A parent who stops or disrupts contact ‘defined by a court order’ is actually in contempt of court, and in some states may be fined or jailed. However, there are very few cases of this actually happening because the courts will state “it is of no benefit to the child for the custodial parent to be punished.” And while it does mean that he or she may be repeatedly brought back to court for being obstructive, it is the non-custodial parent who usually ends up paying the legal fees because the custodial parent claims to be without the funds.

To avoid being held in contempt the custodial parent will state “The child does not wish to see the other parent”. A Court Welfare Officer (who is either ignorant of or untrained how to recognize PAS) will then interview the child and usually echo the child’s statement that it does not wish to see the other parent. The ‘child’s wishes’ will then be taken into consideration and the court will stop the other parent’s contact. The custodial parent will have prevailed and the non-custodial parent will have lost contact, probably for several years until the child is old enough to become independent of the parent they lived with growing up. In some cases the child will eventually return to the other parent, but it is often too little, too late and the lost years of relationship cannot be recovered. Interviews with adults who have been through this experience as children make the common statement that ‘they did not know how to cope with the situation, so they avoided their other parent rather than hate him or her’.
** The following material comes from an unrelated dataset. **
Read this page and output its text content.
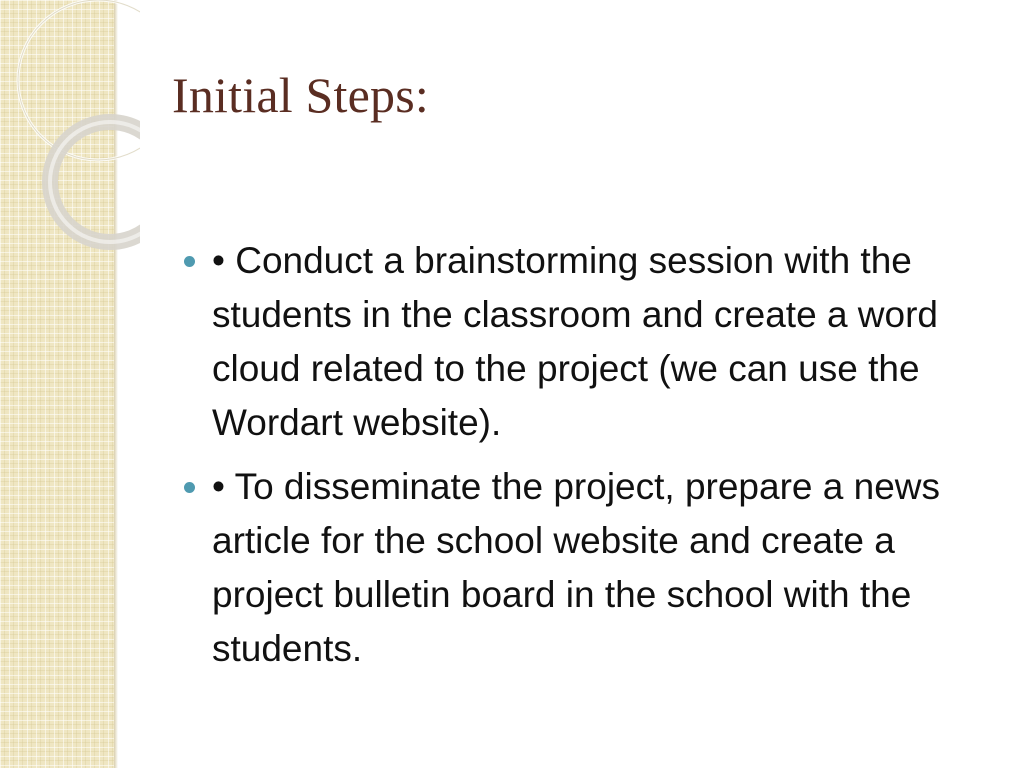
Initial Steps:
• Conduct a brainstorming session with the students in the classroom and create a word cloud related to the project (we can use the Wordart website).
• To disseminate the project, prepare a news article for the school website and create a project bulletin board in the school with the students.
One thing we can do is the stated goal of this Facebook group: work together to make PA a crime in family courts from coast-to-coast. Presumably, this group will bring together many people from diverse backgrounds and regions who can pool resources and information for everyone’s benefit. Twenty years ago, the media coined the term “deadbeat dad” to raise public awareness about the plight of single moms who cannot collect the child support they are owed. However, nobody has ever published the studies that illustrate the high percentage of cases in which support is withheld as a counter-measure to visitation interference and PAS behavior. As we have learned much in recent decades about how to treat behavioral diseases like alcoholism, we have work to do to protect children and non-custodial parents from the damaging effects of PAS behavior. When the day comes that PAS behavior is considered child-abuse, we will know we have succeeded.